Ein zweiter großer Zukunftstrend ist die Nachhaltigkeit. Corona hat uns auch diesen Wert wieder bewusst gemacht. Unternehmen haben Verantwortung für das Geschäft und für die Umwelt. Und dies langfristig. Vielen Menschen ist es nicht mehr egal, was mit ihrem Geld passiert. Sie wollen mitentscheiden oder wählen können, ob sie ökologische, ökonomische oder soziale Projekte mit ihrem Einkauf unterstützen oder damit einen Beitrag leisten, um den Klimawandel zu bremsen.

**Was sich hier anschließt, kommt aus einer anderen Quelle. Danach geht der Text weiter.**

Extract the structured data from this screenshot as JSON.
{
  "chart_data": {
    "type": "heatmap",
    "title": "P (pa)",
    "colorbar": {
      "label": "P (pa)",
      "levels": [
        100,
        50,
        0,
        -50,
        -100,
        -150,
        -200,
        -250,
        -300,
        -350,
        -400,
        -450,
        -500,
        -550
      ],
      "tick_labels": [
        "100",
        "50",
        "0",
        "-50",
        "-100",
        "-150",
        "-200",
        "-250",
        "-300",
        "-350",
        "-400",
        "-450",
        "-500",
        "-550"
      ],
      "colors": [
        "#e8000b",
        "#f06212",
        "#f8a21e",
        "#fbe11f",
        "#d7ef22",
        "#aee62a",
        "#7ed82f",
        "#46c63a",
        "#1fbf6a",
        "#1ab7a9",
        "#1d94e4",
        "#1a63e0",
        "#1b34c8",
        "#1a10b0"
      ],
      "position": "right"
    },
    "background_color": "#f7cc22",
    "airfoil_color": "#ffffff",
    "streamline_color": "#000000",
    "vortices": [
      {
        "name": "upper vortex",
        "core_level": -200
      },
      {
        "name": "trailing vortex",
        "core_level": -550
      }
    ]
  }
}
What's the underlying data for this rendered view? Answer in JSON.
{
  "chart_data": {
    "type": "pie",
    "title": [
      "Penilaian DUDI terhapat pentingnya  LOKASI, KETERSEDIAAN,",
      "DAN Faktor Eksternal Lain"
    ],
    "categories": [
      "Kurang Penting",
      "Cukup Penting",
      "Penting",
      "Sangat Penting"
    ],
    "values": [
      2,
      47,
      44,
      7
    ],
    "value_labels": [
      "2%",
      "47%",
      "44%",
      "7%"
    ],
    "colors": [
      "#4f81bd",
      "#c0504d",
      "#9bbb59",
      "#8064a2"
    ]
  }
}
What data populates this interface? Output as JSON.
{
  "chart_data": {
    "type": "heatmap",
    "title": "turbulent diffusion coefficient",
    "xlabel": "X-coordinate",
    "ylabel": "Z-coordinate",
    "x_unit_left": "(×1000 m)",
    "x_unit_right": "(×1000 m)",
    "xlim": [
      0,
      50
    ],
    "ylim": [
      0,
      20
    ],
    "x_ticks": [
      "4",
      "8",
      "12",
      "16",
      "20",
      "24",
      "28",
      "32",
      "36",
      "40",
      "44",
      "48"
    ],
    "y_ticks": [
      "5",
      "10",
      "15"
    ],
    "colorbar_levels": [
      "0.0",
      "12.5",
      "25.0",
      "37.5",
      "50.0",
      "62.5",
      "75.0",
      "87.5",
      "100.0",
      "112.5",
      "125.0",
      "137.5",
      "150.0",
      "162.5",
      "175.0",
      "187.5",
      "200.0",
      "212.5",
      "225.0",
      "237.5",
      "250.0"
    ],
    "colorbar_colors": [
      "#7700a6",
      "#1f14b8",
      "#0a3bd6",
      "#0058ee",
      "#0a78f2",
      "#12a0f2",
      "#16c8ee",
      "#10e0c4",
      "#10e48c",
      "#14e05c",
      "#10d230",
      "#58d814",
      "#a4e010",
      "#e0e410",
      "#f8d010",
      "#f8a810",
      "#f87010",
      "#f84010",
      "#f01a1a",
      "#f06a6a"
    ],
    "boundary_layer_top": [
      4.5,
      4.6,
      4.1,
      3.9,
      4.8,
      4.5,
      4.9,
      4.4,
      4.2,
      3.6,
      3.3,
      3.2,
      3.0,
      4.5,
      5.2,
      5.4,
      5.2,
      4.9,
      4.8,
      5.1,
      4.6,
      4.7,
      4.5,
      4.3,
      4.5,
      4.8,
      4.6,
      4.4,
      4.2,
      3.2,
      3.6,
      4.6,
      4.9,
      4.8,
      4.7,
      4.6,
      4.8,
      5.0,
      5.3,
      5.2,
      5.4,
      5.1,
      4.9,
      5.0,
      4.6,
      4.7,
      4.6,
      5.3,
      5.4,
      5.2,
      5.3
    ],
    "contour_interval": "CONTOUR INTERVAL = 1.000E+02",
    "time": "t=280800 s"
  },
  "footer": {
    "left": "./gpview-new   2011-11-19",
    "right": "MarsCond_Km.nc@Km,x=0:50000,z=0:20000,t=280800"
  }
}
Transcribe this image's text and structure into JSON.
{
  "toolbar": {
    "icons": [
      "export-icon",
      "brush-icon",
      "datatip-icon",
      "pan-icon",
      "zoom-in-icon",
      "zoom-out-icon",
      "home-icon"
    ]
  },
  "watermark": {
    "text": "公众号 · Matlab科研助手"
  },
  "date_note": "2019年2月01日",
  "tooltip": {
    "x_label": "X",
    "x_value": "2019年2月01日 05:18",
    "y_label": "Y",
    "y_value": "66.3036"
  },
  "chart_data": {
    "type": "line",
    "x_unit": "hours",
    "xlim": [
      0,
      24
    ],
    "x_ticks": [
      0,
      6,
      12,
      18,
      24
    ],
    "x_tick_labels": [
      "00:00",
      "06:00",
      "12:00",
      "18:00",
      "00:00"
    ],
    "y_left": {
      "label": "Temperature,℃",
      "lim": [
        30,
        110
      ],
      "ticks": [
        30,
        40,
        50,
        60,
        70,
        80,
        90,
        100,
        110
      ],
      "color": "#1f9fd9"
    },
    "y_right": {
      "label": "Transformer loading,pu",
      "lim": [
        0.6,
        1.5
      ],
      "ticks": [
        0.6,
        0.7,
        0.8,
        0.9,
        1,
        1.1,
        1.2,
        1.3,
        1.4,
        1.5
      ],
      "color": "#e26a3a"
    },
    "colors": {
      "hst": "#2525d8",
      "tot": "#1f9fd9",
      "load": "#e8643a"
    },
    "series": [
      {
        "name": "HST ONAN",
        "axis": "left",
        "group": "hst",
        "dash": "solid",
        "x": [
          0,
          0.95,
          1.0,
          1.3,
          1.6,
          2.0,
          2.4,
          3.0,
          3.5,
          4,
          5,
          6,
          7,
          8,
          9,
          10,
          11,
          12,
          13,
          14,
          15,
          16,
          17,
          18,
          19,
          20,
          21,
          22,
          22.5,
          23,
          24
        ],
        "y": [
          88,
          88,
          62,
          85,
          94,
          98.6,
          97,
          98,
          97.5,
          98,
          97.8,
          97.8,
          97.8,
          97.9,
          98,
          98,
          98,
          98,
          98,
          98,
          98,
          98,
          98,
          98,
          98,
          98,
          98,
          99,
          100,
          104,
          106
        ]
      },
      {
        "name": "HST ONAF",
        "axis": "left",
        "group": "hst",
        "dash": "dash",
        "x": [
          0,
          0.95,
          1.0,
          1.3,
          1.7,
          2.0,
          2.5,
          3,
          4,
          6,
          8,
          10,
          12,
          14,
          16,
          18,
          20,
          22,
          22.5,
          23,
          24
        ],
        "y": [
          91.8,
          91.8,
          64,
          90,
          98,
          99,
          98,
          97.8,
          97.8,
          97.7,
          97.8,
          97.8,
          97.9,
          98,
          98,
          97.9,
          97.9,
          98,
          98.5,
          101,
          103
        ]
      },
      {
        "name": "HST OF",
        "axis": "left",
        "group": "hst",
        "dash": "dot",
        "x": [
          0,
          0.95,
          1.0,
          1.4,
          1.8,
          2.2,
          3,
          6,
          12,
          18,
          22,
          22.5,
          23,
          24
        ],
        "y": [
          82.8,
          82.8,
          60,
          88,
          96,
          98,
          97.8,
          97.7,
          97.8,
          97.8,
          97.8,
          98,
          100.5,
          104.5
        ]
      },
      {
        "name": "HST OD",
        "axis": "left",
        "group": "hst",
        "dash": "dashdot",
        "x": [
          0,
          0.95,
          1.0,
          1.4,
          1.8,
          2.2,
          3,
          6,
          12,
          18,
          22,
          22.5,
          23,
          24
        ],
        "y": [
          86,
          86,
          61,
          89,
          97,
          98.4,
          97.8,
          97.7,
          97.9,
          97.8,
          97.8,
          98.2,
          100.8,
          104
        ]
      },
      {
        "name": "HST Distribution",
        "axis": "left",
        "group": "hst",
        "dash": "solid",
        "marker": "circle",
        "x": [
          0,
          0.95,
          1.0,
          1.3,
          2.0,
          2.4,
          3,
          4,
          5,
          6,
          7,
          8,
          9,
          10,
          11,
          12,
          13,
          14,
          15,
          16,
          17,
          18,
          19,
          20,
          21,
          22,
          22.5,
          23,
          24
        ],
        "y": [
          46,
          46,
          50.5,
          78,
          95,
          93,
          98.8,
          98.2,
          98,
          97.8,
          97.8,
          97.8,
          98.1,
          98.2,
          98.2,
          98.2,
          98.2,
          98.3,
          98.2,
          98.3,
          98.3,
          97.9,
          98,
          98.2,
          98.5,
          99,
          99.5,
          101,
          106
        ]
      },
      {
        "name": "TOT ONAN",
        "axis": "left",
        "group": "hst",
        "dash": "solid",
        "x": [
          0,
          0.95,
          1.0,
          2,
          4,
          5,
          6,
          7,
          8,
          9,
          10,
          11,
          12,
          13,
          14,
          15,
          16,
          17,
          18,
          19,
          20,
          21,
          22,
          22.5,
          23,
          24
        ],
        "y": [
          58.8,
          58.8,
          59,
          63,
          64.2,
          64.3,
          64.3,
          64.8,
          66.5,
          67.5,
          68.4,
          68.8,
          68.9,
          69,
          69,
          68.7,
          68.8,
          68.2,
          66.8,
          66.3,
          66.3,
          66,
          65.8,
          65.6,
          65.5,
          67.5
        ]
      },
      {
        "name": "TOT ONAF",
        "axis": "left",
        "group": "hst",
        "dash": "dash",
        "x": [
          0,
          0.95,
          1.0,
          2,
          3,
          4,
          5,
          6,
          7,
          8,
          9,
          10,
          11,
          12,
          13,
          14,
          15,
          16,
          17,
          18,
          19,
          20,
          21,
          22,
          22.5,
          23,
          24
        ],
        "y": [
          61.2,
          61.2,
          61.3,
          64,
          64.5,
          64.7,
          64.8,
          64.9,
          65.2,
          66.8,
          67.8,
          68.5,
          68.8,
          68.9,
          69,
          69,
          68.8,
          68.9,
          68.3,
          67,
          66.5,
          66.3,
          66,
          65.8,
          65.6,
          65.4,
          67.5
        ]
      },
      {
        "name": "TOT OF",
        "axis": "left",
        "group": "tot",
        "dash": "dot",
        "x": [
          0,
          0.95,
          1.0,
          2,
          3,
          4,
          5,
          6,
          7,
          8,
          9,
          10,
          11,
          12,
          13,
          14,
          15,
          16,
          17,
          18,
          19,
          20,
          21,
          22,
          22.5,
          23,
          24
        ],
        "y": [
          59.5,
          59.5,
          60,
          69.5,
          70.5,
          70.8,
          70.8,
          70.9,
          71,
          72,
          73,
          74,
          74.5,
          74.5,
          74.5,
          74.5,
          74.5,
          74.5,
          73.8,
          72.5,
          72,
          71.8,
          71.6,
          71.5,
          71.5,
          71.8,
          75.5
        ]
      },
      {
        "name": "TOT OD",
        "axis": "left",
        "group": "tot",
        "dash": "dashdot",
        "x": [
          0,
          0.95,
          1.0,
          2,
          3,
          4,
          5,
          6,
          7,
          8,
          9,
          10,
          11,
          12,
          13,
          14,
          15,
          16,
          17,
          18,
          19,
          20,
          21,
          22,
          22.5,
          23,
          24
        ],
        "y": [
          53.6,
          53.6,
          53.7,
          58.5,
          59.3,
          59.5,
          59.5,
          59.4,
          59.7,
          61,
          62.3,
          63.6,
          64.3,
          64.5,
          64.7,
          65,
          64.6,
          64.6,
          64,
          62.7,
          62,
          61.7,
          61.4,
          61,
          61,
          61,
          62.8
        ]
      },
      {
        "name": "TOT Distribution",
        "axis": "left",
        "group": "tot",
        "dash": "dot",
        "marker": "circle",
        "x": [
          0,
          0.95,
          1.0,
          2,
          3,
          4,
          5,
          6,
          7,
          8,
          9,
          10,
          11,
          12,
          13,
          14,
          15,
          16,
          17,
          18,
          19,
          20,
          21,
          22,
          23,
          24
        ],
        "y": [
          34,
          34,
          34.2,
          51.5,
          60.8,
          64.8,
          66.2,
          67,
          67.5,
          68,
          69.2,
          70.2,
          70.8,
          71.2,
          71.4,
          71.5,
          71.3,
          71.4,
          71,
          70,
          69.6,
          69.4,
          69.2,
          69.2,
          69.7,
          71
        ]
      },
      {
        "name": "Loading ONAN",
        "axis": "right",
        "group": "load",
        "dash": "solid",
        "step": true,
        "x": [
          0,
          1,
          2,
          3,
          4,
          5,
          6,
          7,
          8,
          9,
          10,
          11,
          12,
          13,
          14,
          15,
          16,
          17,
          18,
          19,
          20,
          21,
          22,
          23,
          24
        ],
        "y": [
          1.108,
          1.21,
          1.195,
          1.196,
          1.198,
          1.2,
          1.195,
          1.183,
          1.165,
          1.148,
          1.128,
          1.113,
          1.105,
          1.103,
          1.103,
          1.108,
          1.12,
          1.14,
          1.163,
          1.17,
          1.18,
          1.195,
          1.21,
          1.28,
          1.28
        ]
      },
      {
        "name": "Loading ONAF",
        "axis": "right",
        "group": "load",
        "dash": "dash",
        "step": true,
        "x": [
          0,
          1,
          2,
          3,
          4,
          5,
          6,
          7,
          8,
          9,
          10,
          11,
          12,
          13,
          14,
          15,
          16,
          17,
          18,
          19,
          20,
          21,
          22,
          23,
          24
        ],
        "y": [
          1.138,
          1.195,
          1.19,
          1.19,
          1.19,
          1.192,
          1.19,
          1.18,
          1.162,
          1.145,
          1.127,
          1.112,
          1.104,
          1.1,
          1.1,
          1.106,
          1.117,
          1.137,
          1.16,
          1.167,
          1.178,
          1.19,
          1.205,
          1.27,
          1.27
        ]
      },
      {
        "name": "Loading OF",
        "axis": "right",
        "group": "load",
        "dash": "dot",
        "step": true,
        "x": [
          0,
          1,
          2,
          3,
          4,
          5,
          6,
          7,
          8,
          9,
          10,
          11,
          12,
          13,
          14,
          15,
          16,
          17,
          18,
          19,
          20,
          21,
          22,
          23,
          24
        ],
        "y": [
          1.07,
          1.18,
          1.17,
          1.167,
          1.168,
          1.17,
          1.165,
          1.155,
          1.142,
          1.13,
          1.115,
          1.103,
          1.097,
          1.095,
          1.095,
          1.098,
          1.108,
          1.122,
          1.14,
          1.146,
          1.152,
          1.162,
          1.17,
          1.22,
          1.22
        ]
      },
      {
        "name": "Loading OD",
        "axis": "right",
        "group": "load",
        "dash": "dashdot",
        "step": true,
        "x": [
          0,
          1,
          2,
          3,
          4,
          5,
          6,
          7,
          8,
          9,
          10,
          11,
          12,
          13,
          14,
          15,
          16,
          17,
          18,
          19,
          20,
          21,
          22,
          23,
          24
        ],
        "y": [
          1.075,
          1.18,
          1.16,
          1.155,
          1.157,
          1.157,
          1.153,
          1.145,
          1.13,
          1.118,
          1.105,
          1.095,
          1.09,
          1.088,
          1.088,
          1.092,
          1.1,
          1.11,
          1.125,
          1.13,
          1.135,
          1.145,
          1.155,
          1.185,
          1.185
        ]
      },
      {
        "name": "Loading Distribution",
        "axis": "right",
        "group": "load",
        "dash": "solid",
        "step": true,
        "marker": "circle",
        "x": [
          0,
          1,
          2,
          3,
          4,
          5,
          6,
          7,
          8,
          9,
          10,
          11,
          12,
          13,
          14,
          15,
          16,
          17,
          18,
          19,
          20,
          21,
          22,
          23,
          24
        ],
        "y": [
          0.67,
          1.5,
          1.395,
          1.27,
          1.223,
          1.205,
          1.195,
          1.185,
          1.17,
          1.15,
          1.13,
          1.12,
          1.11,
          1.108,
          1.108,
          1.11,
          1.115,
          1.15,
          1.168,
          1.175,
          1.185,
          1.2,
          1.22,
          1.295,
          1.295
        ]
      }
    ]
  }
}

Durch Corona haben wir noch etwas erkannt und gelernt: Die Sicherheit von Voraussagen ist komplett weg. Die Zeit der 5-Jahres-Pläne ist endgültig vorbei. Wir leben in permanenter Veränderung und müssen uns ständig neu orientieren. Das starre Festhalten an langfristigen Plänen ist dabei wenig hilfreich. Das ist eine völlig neue Aufgabe für das Management.
So hat uns Corona nicht nur eine massive Krise beschert, sondern auch Chancen gezeigt, wie wir in Zukunft erfolgreich sein können. Diese Chancen gilt es zu nutzen.